Racing Classic Cars

Many of these cars are racing legends and were raced in a day and age when racing drivers needed to have stamina and endurance.

Built between 1962 and 1964 the 250 GTO was typical of sixties sports car styling, with trademark gaping mouth grill and covered headlights. It was built specifically for racing in the Group 3 GT class. A Far cry from the later rear engine Ferrari’s but arguably the most famous Ferrari. GTO stands for "Gran Turismo Omologata", or "Grand Touring Homologated." In English. Only 39 cars were built. 33 normal cars with a 3.0 liter V12, 3 had a 4.0 liter motor, often referred to as a 330GTO and 3 were the “Type 64” with revised bodywork. The Group 3 GT class required 100 “Homologated” cars to be produced but Ferrari got around this with Chassis numbers that were not in sequence and they produced documentation of cars that did not even exist. This was done to retain exclusivity. Today it is the most sought after Ferrari, one example being sold for £ 15.7 million in 2008.

Ferrari 250 GTO

The Jaguar D type was a factory built race car. It initially had a 3.4 litre straight six and later with a larger 3.8 litre. The chassis was an innovative monocoque with an aluminium tubing front section to carry the motor and front suspension. The differential and rear independent suspension was mounted directly to the monocoque chassis. The fuel tanks had a deformable bag inside that was an aircraft innovation.

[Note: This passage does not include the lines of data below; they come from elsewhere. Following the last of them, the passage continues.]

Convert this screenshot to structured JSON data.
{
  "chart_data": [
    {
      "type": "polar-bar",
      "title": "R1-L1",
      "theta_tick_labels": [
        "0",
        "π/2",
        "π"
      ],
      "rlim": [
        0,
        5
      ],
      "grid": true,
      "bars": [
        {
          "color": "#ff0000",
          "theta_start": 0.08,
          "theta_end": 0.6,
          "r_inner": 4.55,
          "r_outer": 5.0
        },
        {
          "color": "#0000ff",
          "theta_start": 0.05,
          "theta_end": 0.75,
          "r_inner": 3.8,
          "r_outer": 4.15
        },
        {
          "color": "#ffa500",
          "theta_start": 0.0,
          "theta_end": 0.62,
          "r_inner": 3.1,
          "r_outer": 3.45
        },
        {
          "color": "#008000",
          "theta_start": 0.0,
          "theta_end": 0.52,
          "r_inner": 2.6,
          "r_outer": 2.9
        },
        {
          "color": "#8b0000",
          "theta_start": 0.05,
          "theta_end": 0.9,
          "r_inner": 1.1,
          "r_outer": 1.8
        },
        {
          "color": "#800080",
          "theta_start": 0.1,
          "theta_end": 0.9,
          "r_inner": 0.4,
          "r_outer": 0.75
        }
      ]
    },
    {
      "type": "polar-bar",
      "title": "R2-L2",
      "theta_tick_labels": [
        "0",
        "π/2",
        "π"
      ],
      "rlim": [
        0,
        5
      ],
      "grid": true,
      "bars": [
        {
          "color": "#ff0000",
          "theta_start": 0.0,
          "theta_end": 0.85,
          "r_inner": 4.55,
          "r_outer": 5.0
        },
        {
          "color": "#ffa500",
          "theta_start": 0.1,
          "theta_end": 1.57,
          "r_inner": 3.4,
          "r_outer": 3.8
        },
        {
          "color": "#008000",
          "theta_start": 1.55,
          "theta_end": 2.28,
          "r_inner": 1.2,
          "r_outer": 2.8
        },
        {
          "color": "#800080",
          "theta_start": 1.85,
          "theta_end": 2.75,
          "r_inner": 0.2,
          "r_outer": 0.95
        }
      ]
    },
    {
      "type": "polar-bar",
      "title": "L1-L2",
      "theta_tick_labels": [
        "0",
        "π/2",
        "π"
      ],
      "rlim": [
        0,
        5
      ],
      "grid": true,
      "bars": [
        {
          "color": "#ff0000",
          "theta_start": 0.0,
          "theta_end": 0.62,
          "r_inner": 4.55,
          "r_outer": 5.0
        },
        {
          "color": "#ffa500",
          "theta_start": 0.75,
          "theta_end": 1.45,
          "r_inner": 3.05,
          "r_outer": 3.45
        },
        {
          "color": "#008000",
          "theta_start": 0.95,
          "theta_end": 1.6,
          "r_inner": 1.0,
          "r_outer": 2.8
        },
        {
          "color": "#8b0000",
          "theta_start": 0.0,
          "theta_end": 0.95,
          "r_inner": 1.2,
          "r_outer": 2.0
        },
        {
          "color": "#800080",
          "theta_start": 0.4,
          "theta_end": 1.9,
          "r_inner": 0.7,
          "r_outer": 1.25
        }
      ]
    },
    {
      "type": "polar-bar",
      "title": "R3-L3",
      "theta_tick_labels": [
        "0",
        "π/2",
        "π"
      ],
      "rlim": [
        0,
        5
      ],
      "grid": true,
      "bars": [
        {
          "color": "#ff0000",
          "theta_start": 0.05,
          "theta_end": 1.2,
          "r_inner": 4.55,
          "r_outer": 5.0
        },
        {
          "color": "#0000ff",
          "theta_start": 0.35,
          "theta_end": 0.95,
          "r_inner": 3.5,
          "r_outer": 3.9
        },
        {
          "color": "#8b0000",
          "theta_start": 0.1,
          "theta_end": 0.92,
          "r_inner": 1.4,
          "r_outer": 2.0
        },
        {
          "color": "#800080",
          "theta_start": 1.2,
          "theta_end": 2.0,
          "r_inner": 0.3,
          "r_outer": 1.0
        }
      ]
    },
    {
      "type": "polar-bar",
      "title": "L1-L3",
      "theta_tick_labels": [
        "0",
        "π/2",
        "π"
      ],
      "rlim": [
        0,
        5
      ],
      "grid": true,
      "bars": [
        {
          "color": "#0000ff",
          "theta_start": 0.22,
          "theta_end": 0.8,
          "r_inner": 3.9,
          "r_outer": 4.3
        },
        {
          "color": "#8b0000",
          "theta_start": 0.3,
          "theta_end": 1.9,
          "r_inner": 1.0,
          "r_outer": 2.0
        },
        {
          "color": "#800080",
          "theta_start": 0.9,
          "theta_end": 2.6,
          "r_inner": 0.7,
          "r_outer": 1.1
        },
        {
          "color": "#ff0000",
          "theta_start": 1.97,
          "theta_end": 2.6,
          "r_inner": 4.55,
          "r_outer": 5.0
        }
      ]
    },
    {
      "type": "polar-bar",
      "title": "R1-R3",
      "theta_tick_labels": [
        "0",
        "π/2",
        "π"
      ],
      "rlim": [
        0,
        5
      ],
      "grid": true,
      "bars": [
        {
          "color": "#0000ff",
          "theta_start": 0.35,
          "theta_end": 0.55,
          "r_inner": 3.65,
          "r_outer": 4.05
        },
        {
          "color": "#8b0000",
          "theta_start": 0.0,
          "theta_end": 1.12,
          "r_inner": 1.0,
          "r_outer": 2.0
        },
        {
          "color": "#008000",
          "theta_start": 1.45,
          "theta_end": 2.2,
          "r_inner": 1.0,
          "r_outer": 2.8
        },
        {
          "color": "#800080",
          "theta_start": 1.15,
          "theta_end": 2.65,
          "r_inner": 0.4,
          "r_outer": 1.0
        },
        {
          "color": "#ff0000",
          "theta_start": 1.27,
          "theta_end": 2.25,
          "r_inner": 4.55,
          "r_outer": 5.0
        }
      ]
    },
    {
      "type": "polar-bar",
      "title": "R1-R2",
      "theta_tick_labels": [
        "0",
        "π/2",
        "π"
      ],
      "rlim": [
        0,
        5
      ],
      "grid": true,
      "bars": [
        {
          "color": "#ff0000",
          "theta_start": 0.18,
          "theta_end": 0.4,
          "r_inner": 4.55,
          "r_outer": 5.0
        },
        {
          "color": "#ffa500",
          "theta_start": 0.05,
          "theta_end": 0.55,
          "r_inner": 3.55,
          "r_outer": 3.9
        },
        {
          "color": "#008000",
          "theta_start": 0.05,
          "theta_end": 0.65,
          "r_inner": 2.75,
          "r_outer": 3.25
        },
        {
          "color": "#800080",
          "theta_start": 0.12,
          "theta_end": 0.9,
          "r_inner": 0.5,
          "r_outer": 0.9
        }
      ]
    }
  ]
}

It had highly efficient, aerodynamic bodywork. The motor was slanted by 8 degrees and it had a dry sump to reduce the height of the car. Drag was further reduced from an aerodynamic under body. A vertical stabilizer was mounted behind the driver to improve high speed stability. When Jaguar withdrew from racing in 1957 they had 25 remaining cars, but after a fire broke out at the factory, 9 cars were destroyed and the remaining 16 were made available for sale to the public. They were fitted with wrap around windscreens, a passenger seat, and another door for the passenger as well as a soft top to keep the rain out. This car was known as the XKSS.

Jaguar D Type

The Mercedes Benz 300SLR was a factory built racing sports car made in 1955. It was a completely different design to the similar looking 300 SL Gullwing of the time. It was actually based on the 1954-55 W196 Formula 1 car. Powered by a 3.0 litre straight 8 that produced between 220 and 230 kW depending on manifold configuration. It included some unusual design features like power being taken off the crank from its centre via a gear as opposed to the traditional method at the back of the crank. It had desmodromic valve actuation instead of springs. The motor was also slanted at 33 degrees. Another oddity were the shaft driven inboard drum brakes. Another feature the car had was a wing behind the driver that was lifted up during braking and acted as an air brake, During the 1955 Le Mans event a 300 SLR driven by Pierre Levegh was involved in a horrific accident. The car caught fire and the burning fuel and hay bales was worsened by the cars lightweight magnesium alloy body panels that started to burn as well. 82 spectators and Levegh were killed in the blaze. Mercedes immediately pulled out of the event and motorsport until their return in the mid eighties.

Mercedes Benz 300 SLR

The Maserati 300s was a purpose built racing car built between 1955 and 1958, and competed in the World Sports car Championship. It was powered by a 3.0 litre straight six that was fueled by 3 Weber carburetors and produced 183 kW. It had a trellis structure chassis with aluminium body panels.It had large diameter aluminium drum brakes with extensive fining to assist brake cooling. It had a DeDion linked rear suspension. It did not fare well in the 1955 season due to mechanical and developmental problems but came second behind the Maserati 450c in the series in 1956. The remaining cars were sold off to buyers mostly in the US in 1957.

Maserati 300s

The Ford GT40 was a high performance sports car that was built to compete in long distance events, specifically to win Le Mans that had been dominated by Ferrari between 1960 and 1965. The most successful racing version was powered by a 4.7 litre V8 with special Gurney – Eagle heads. They were powered by 4.7, 4.9 and 7.0 litre motors. Early cars had 4.3 litre V8’s. The cars naming convention was GT “ Gran Turismo” and the 40 was for the 40 inch height from the ground to the top of the windshield, which was a racing rule at the time for the cars class. The first race that a GT40 competed in was the Nurbergring 1000km race in 1964, but it retired with suspension failure. A few weeks later all 3 entries at the Le Mans retired. In 1965 a GT40 won the Daytona 2000km race. Ford eventually achieved Le Mans glory with a 1-2-3 win in 1966 with their 7.0 litre GT40’s.